L'Enregistrement vivait dans le religion de l'écrit. Depuis le Moyen Âge, son rôle principal était d'analyser les actes notariés et les contrats sous seings privés pour les soumettre à la formalité attestant leur authenticité et percevoir les droits dus en conséquence. C'était donc l'une des meilleures écoles possibles de formation à l'art de rédiger. À ce détail près que les tournures employées étaient souvent celles des commis du Grand Siècle, le XVIIIème. Par exemple, les comptes présentés à l'autorité hiérarchique étaient dénommés comptes de clerc à maftre. La précision devait aller de pair avec le respect des fonnes. Tout devait être dit ou écrit comme il le fallait. L'omission de l'un des états à "produire" en fin de mois était impardonnable.

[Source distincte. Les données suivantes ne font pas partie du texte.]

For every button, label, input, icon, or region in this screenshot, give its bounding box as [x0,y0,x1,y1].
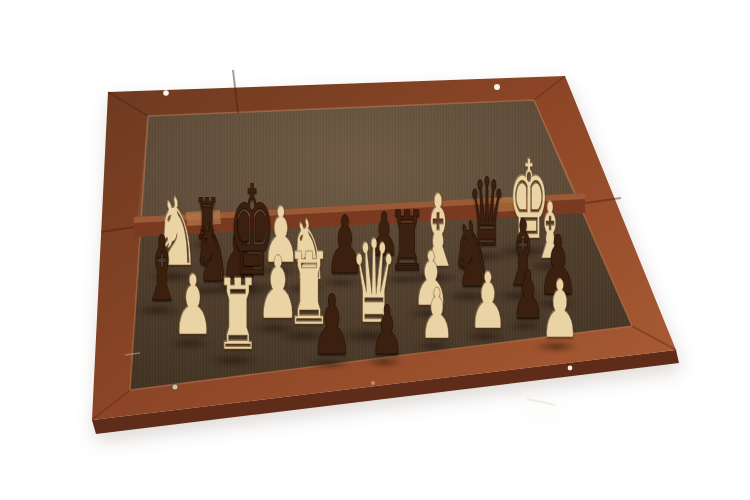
dark-pawn-glyph: ♟ [312,284,353,367]
pieces-layer: ♞♟♜♟♞♟♜♛♝♟♟♚♝♟♟♝♜♞♟♚♟♟♟♜♟♞♛♝♟♟ [0,0,750,500]
photo-stage: ♞♟♜♟♞♟♜♛♝♟♟♚♝♟♟♝♜♞♟♚♟♟♟♜♟♞♛♝♟♟ [0,0,750,500]
white-rook-glyph: ♜ [216,266,260,364]
white-pawn-glyph: ♟ [540,270,579,350]
white-pawn-glyph: ♟ [420,279,455,349]
dark-pawn-glyph: ♟ [370,297,404,365]
white-pawn-glyph: ♟ [173,264,214,347]
white-pawn-glyph: ♟ [469,262,507,340]
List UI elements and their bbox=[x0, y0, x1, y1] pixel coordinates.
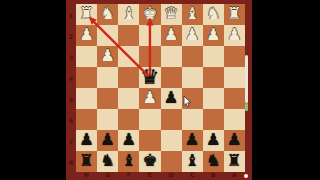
rank-label-1: 1 bbox=[66, 12, 76, 19]
piece-white-bishop-c1[interactable]: ♝ bbox=[185, 6, 200, 23]
scrollbar-green-marker bbox=[245, 103, 248, 111]
square-g4[interactable] bbox=[97, 67, 118, 88]
piece-white-knight-b1[interactable]: ♞ bbox=[206, 6, 221, 23]
square-g2[interactable] bbox=[97, 25, 118, 46]
board-frame: 12345678 ♜♞♝♚♛♝♞♜♟♟♟♟♟♟♛♟♟♟♟♟♟♟♟♜♞♝♚♝♞♜ … bbox=[66, 0, 252, 180]
piece-white-pawn-e5[interactable]: ♟ bbox=[143, 90, 158, 107]
square-a5[interactable] bbox=[224, 88, 245, 109]
piece-black-rook-h8[interactable]: ♜ bbox=[79, 153, 94, 170]
rank-label-8: 8 bbox=[66, 159, 76, 166]
piece-black-pawn-b7[interactable]: ♟ bbox=[206, 132, 221, 149]
file-label-F: F bbox=[118, 171, 139, 178]
square-d5[interactable]: ♟ bbox=[161, 88, 182, 109]
square-b7[interactable]: ♟ bbox=[203, 130, 224, 151]
square-e2[interactable] bbox=[139, 25, 160, 46]
square-a1[interactable]: ♜ bbox=[224, 4, 245, 25]
square-g1[interactable]: ♞ bbox=[97, 4, 118, 25]
piece-black-knight-g8[interactable]: ♞ bbox=[100, 153, 115, 170]
square-b4[interactable] bbox=[203, 67, 224, 88]
square-e7[interactable] bbox=[139, 130, 160, 151]
piece-white-pawn-a2[interactable]: ♟ bbox=[227, 27, 242, 44]
file-label-B: B bbox=[203, 171, 224, 178]
piece-white-bishop-f1[interactable]: ♝ bbox=[121, 6, 136, 23]
scrollbar-thumb[interactable] bbox=[245, 55, 248, 103]
square-c8[interactable]: ♝ bbox=[182, 151, 203, 172]
corner-dot bbox=[244, 174, 248, 178]
file-label-D: D bbox=[161, 171, 182, 178]
square-d3[interactable] bbox=[161, 46, 182, 67]
square-e5[interactable]: ♟ bbox=[139, 88, 160, 109]
square-b2[interactable]: ♟ bbox=[203, 25, 224, 46]
mouse-cursor-icon bbox=[183, 96, 192, 108]
square-f8[interactable]: ♝ bbox=[118, 151, 139, 172]
square-e8[interactable]: ♚ bbox=[139, 151, 160, 172]
piece-white-knight-g1[interactable]: ♞ bbox=[100, 6, 115, 23]
square-a8[interactable]: ♜ bbox=[224, 151, 245, 172]
square-d4[interactable] bbox=[161, 67, 182, 88]
square-c4[interactable] bbox=[182, 67, 203, 88]
file-labels: HGFEDCBA bbox=[76, 171, 245, 180]
square-d7[interactable] bbox=[161, 130, 182, 151]
square-g6[interactable] bbox=[97, 109, 118, 130]
piece-black-pawn-g7[interactable]: ♟ bbox=[100, 132, 115, 149]
square-h8[interactable]: ♜ bbox=[76, 151, 97, 172]
rank-label-7: 7 bbox=[66, 138, 76, 145]
rank-label-6: 6 bbox=[66, 117, 76, 124]
piece-white-king-e1[interactable]: ♚ bbox=[143, 6, 158, 23]
square-b3[interactable] bbox=[203, 46, 224, 67]
square-h4[interactable] bbox=[76, 67, 97, 88]
square-h2[interactable]: ♟ bbox=[76, 25, 97, 46]
piece-black-pawn-f7[interactable]: ♟ bbox=[121, 132, 136, 149]
piece-white-queen-d1[interactable]: ♛ bbox=[164, 6, 179, 23]
piece-white-pawn-b2[interactable]: ♟ bbox=[206, 27, 221, 44]
square-c7[interactable]: ♟ bbox=[182, 130, 203, 151]
square-c2[interactable]: ♟ bbox=[182, 25, 203, 46]
piece-black-king-e8[interactable]: ♚ bbox=[143, 153, 158, 170]
square-e6[interactable] bbox=[139, 109, 160, 130]
square-c1[interactable]: ♝ bbox=[182, 4, 203, 25]
rank-label-4: 4 bbox=[66, 75, 76, 82]
square-f3[interactable] bbox=[118, 46, 139, 67]
rank-label-5: 5 bbox=[66, 96, 76, 103]
piece-black-bishop-c8[interactable]: ♝ bbox=[185, 153, 200, 170]
square-g3[interactable]: ♟ bbox=[97, 46, 118, 67]
file-label-G: G bbox=[97, 171, 118, 178]
piece-white-rook-a1[interactable]: ♜ bbox=[227, 6, 242, 23]
square-f1[interactable]: ♝ bbox=[118, 4, 139, 25]
piece-black-pawn-h7[interactable]: ♟ bbox=[79, 132, 94, 149]
square-f6[interactable] bbox=[118, 109, 139, 130]
square-b6[interactable] bbox=[203, 109, 224, 130]
square-a6[interactable] bbox=[224, 109, 245, 130]
square-g7[interactable]: ♟ bbox=[97, 130, 118, 151]
piece-white-pawn-c2[interactable]: ♟ bbox=[185, 27, 200, 44]
square-b1[interactable]: ♞ bbox=[203, 4, 224, 25]
rank-label-2: 2 bbox=[66, 33, 76, 40]
square-d2[interactable]: ♟ bbox=[161, 25, 182, 46]
rank-labels: 12345678 bbox=[66, 4, 76, 172]
square-h7[interactable]: ♟ bbox=[76, 130, 97, 151]
piece-black-pawn-a7[interactable]: ♟ bbox=[227, 132, 242, 149]
piece-black-bishop-f8[interactable]: ♝ bbox=[121, 153, 136, 170]
square-d8[interactable] bbox=[161, 151, 182, 172]
piece-black-queen-e4[interactable]: ♛ bbox=[141, 67, 160, 88]
piece-black-rook-a8[interactable]: ♜ bbox=[227, 153, 242, 170]
square-d6[interactable] bbox=[161, 109, 182, 130]
square-f5[interactable] bbox=[118, 88, 139, 109]
square-a4[interactable] bbox=[224, 67, 245, 88]
square-g8[interactable]: ♞ bbox=[97, 151, 118, 172]
file-label-E: E bbox=[139, 171, 160, 178]
square-a7[interactable]: ♟ bbox=[224, 130, 245, 151]
file-label-C: C bbox=[182, 171, 203, 178]
square-h3[interactable] bbox=[76, 46, 97, 67]
piece-black-knight-b8[interactable]: ♞ bbox=[206, 153, 221, 170]
square-a2[interactable]: ♟ bbox=[224, 25, 245, 46]
square-c3[interactable] bbox=[182, 46, 203, 67]
square-f4[interactable] bbox=[118, 67, 139, 88]
chess-board[interactable]: ♜♞♝♚♛♝♞♜♟♟♟♟♟♟♛♟♟♟♟♟♟♟♟♜♞♝♚♝♞♜ bbox=[76, 4, 245, 172]
square-c6[interactable] bbox=[182, 109, 203, 130]
square-e4[interactable]: ♛ bbox=[139, 67, 160, 88]
piece-black-pawn-c7[interactable]: ♟ bbox=[185, 132, 200, 149]
square-e1[interactable]: ♚ bbox=[139, 4, 160, 25]
square-h1[interactable]: ♜ bbox=[76, 4, 97, 25]
piece-black-pawn-d5[interactable]: ♟ bbox=[164, 90, 179, 107]
square-h5[interactable] bbox=[76, 88, 97, 109]
square-f7[interactable]: ♟ bbox=[118, 130, 139, 151]
piece-white-pawn-h2[interactable]: ♟ bbox=[79, 27, 94, 44]
scrollbar[interactable] bbox=[245, 55, 248, 112]
piece-white-pawn-d2[interactable]: ♟ bbox=[164, 27, 179, 44]
square-h6[interactable] bbox=[76, 109, 97, 130]
square-b8[interactable]: ♞ bbox=[203, 151, 224, 172]
square-f2[interactable] bbox=[118, 25, 139, 46]
square-g5[interactable] bbox=[97, 88, 118, 109]
file-label-A: A bbox=[224, 171, 245, 178]
piece-white-rook-h1[interactable]: ♜ bbox=[79, 6, 94, 23]
rank-label-3: 3 bbox=[66, 54, 76, 61]
square-a3[interactable] bbox=[224, 46, 245, 67]
piece-white-pawn-g3[interactable]: ♟ bbox=[100, 48, 115, 65]
file-label-H: H bbox=[76, 171, 97, 178]
square-d1[interactable]: ♛ bbox=[161, 4, 182, 25]
square-b5[interactable] bbox=[203, 88, 224, 109]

Peu importait qu'il soit condamné à porter indéfiniment la mention "néant". Il arrivait même que l'auteur de la faute reçoive une note demandant en termes courtois mais comminatoires "pour quels motifs il avait cru devoir oublier" de transmettre cet état. Il ne lui restait qu'à inventer une vague excuse, sachant que, de toute façon, il recevrait par la suite une seconde note se terminant par la formule sacramentelle: "On se plaît à espérer que de tels errements ne se renouvelleront pas. S'il en était autrement, la bonne opinion que l'on a de M. X serait à réviser". Cependant, ce style avait grande allure bien qu'il sacrifiât trop souvent l'élégance à la nécessité de la concision et abusât parfois de longues phrases conçues à la manière cicéronnienne. Il fallait, quelle qu'en soit la difficulté, que l'exposé des faits soit suivi d'une argumentation démontrant implacablement comment les textes en vigueur s'appliquaient aux cas d'espèce.
ÊTRE À LA FOIS FIN JURISTE ET NÉGOCIATEUR HABILE

Le maniement du bon style facilitait considérablement la mise en œuvre sur tous les points du territoire d'une même logique et d'une même culture juridique, ce qui rendait possible une vision rigoureusement identique des conceptions de l'Administration.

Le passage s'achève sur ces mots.